Someone stole $250m from Wormhole - here’s what you need to know.
“...it's always safer to hold Ethereum-native assets on Ethereum or Solana-native assets on Solana than it is to hold Ethereum-native assets on Solana or Solana-native assets on Ethereum.” - Vitalik, 5 January 2022
Wormhole lets you transfer value and information across blockchains.
The protocol allows you to transfer value from a chain like Ethereum to Solana and vice versa. It started in 2020 as a partnership between Solana and Certus One. If you launched on Ethereum but want to move to Solana, Wormhole can help facilitate this move.

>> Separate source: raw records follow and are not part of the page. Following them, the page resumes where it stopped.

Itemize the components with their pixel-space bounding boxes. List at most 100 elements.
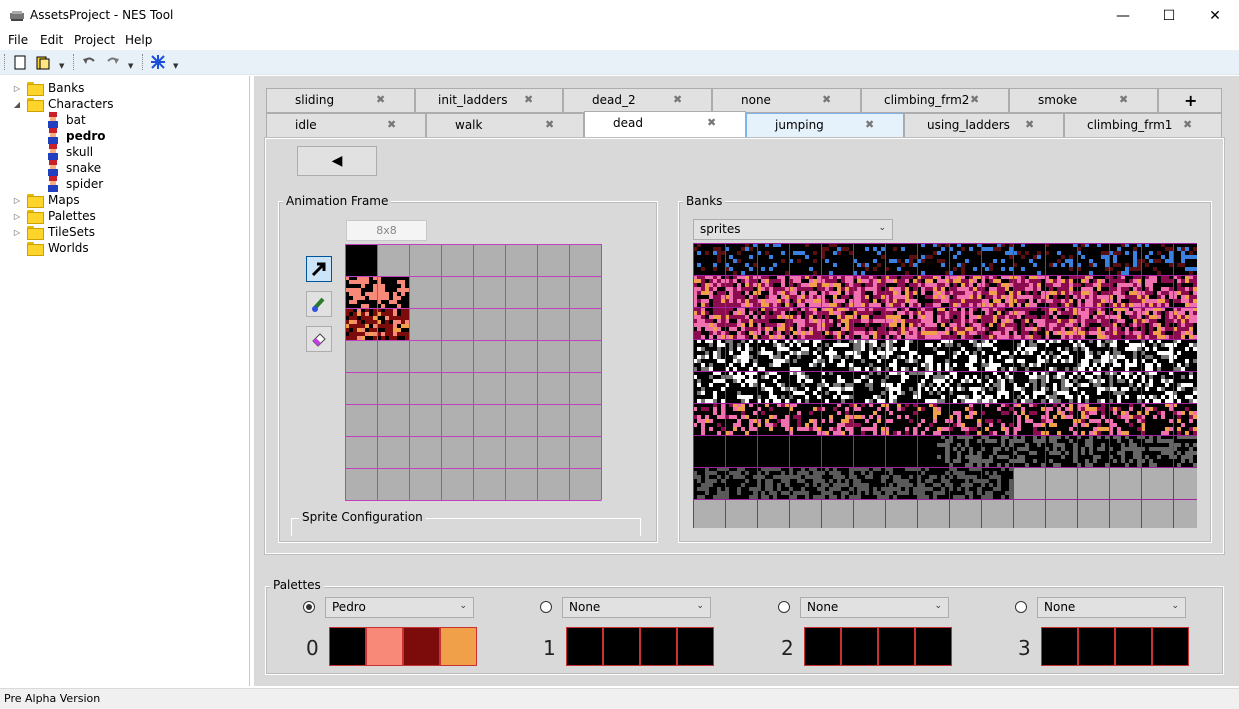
collapse-icon[interactable]: ◢ bbox=[12, 100, 22, 109]
palette-color-swatch[interactable] bbox=[603, 627, 640, 666]
build-icon[interactable] bbox=[149, 53, 167, 71]
palette-radio-2[interactable] bbox=[778, 601, 790, 613]
expand-icon[interactable]: ▷ bbox=[12, 196, 22, 205]
palette-radio-1[interactable] bbox=[540, 601, 552, 613]
tab-none[interactable]: none ✖ bbox=[712, 88, 861, 113]
open-dropdown-icon[interactable]: ▼ bbox=[59, 62, 64, 70]
folder-icon bbox=[27, 242, 44, 256]
maximize-button[interactable]: ☐ bbox=[1146, 0, 1192, 31]
redo-dropdown-icon[interactable]: ▼ bbox=[128, 62, 133, 70]
palette-color-swatch[interactable] bbox=[1041, 627, 1078, 666]
minimize-button[interactable]: — bbox=[1100, 0, 1146, 31]
select-tool-button[interactable] bbox=[306, 256, 332, 282]
tree-item-label: pedro bbox=[66, 129, 106, 143]
close-tab-icon[interactable]: ✖ bbox=[707, 116, 716, 129]
eraser-tool-button[interactable] bbox=[306, 326, 332, 352]
tab-jumping[interactable]: jumping ✖ bbox=[746, 113, 904, 138]
tree-item-characters[interactable]: ◢ Characters bbox=[12, 96, 114, 112]
palette-color-swatch[interactable] bbox=[366, 627, 403, 666]
chevron-down-icon: ⌄ bbox=[696, 601, 704, 611]
frame-size-field[interactable]: 8x8 bbox=[346, 220, 427, 241]
close-tab-icon[interactable]: ✖ bbox=[970, 93, 979, 106]
palette-color-swatch[interactable] bbox=[804, 627, 841, 666]
tab-sliding[interactable]: sliding ✖ bbox=[266, 88, 415, 113]
tab-page: ◀ Animation Frame 8x8 Sprite Configurati… bbox=[264, 137, 1225, 555]
close-tab-icon[interactable]: ✖ bbox=[865, 118, 874, 131]
animation-frame-canvas[interactable] bbox=[345, 244, 602, 501]
palettes-title: Palettes bbox=[270, 578, 324, 592]
palette-select-1[interactable]: None ⌄ bbox=[562, 597, 711, 618]
tree-item-spider[interactable]: spider bbox=[47, 176, 103, 192]
tree-item-maps[interactable]: ▷ Maps bbox=[12, 192, 80, 208]
palette-index: 3 bbox=[1018, 636, 1031, 660]
close-tab-icon[interactable]: ✖ bbox=[822, 93, 831, 106]
palette-select-3[interactable]: None ⌄ bbox=[1037, 597, 1186, 618]
tree-item-tilesets[interactable]: ▷ TileSets bbox=[12, 224, 95, 240]
menu-edit[interactable]: Edit bbox=[40, 33, 63, 47]
tab-using-ladders[interactable]: using_ladders ✖ bbox=[904, 113, 1064, 138]
close-tab-icon[interactable]: ✖ bbox=[387, 118, 396, 131]
menu-project[interactable]: Project bbox=[74, 33, 115, 47]
palette-select-2[interactable]: None ⌄ bbox=[800, 597, 949, 618]
close-tab-icon[interactable]: ✖ bbox=[673, 93, 682, 106]
flip-button[interactable]: ◀ bbox=[297, 146, 377, 176]
tree-item-worlds[interactable]: Worlds bbox=[12, 240, 89, 256]
menu-file[interactable]: File bbox=[8, 33, 28, 47]
palette-color-swatch[interactable] bbox=[841, 627, 878, 666]
undo-icon[interactable] bbox=[80, 53, 98, 71]
close-tab-icon[interactable]: ✖ bbox=[1119, 93, 1128, 106]
palette-color-swatch[interactable] bbox=[878, 627, 915, 666]
tab-climbing-frm2[interactable]: climbing_frm2 ✖ bbox=[861, 88, 1009, 113]
tree-item-banks[interactable]: ▷ Banks bbox=[12, 80, 84, 96]
open-folder-icon[interactable] bbox=[34, 53, 52, 71]
tree-item-pedro[interactable]: pedro bbox=[47, 128, 105, 144]
close-tab-icon[interactable]: ✖ bbox=[545, 118, 554, 131]
expand-icon[interactable]: ▷ bbox=[12, 228, 22, 237]
tab-init-ladders[interactable]: init_ladders ✖ bbox=[415, 88, 563, 113]
close-tab-icon[interactable]: ✖ bbox=[1183, 118, 1192, 131]
close-tab-icon[interactable]: ✖ bbox=[376, 93, 385, 106]
add-tab-button[interactable]: + bbox=[1158, 88, 1222, 113]
palette-select-0[interactable]: Pedro ⌄ bbox=[325, 597, 474, 618]
palette-radio-3[interactable] bbox=[1015, 601, 1027, 613]
redo-icon[interactable] bbox=[104, 53, 122, 71]
character-icon bbox=[47, 128, 59, 144]
expand-icon[interactable]: ▷ bbox=[12, 84, 22, 93]
tab-walk[interactable]: walk ✖ bbox=[426, 113, 584, 138]
bank-select[interactable]: sprites ⌄ bbox=[693, 219, 893, 240]
tree-item-snake[interactable]: snake bbox=[47, 160, 101, 176]
palette-color-swatch[interactable] bbox=[640, 627, 677, 666]
expand-icon[interactable]: ▷ bbox=[12, 212, 22, 221]
menu-help[interactable]: Help bbox=[125, 33, 152, 47]
tab-smoke[interactable]: smoke ✖ bbox=[1009, 88, 1158, 113]
tree-item-skull[interactable]: skull bbox=[47, 144, 93, 160]
palette-color-swatch[interactable] bbox=[440, 627, 477, 666]
palette-radio-0[interactable] bbox=[303, 601, 315, 613]
palette-color-swatch[interactable] bbox=[403, 627, 440, 666]
toolbar-grip bbox=[4, 54, 6, 70]
palette-color-swatch[interactable] bbox=[1115, 627, 1152, 666]
chevron-down-icon: ⌄ bbox=[459, 601, 467, 611]
tab-dead[interactable]: dead ✖ bbox=[584, 111, 746, 139]
palette-color-swatch[interactable] bbox=[1078, 627, 1115, 666]
palette-color-swatch[interactable] bbox=[1152, 627, 1189, 666]
palette-color-swatch[interactable] bbox=[329, 627, 366, 666]
close-tab-icon[interactable]: ✖ bbox=[524, 93, 533, 106]
chevron-down-icon: ⌄ bbox=[934, 601, 942, 611]
new-file-icon[interactable] bbox=[11, 53, 29, 71]
brush-tool-button[interactable] bbox=[306, 291, 332, 317]
build-dropdown-icon[interactable]: ▼ bbox=[173, 62, 178, 70]
palette-color-swatch[interactable] bbox=[566, 627, 603, 666]
tree-item-palettes[interactable]: ▷ Palettes bbox=[12, 208, 96, 224]
palette-color-swatch[interactable] bbox=[915, 627, 952, 666]
palette-color-swatch[interactable] bbox=[677, 627, 714, 666]
tree-item-label: Maps bbox=[48, 193, 80, 207]
close-button[interactable]: ✕ bbox=[1192, 0, 1238, 31]
tree-item-bat[interactable]: bat bbox=[47, 112, 86, 128]
tab-idle[interactable]: idle ✖ bbox=[266, 113, 426, 138]
tab-climbing-frm1[interactable]: climbing_frm1 ✖ bbox=[1064, 113, 1222, 138]
bank-tiles-canvas[interactable] bbox=[693, 243, 1197, 528]
tab-dead-2[interactable]: dead_2 ✖ bbox=[563, 88, 712, 113]
tree-item-label: Banks bbox=[48, 81, 85, 95]
close-tab-icon[interactable]: ✖ bbox=[1025, 118, 1034, 131]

Breaking down the $250m loot
- A flaw on the Solana side allowed the hacker to mint 120k worth of wEth.
- wEth is wrapped Ethereum. It helps bridge Ethereum to Solana on wormhole.
- The attacker sold 80k on Ethereum and the remaining 40k on Solana.
What happens now?
Wormhole and Certus One have offered a bug bounty. If the attacker returns the loot, they get $10 million and the ability to walk away without charges.
There are serious implications for folks holding Ethereum on Solana. ETH wrapped by Wormhole (wEth) accounts for 19% of the total ETH on Solana. This has zero value following this scam. Wormhole has promised to replenish the Eth, but it's unclear where they'll source this from.
To close
This is a horrible situation for anyone holding Ethereum on Solana, and we hope they can some reprieve. Let’s hope they aren’t left dry. Until then, stay safe and on your chain.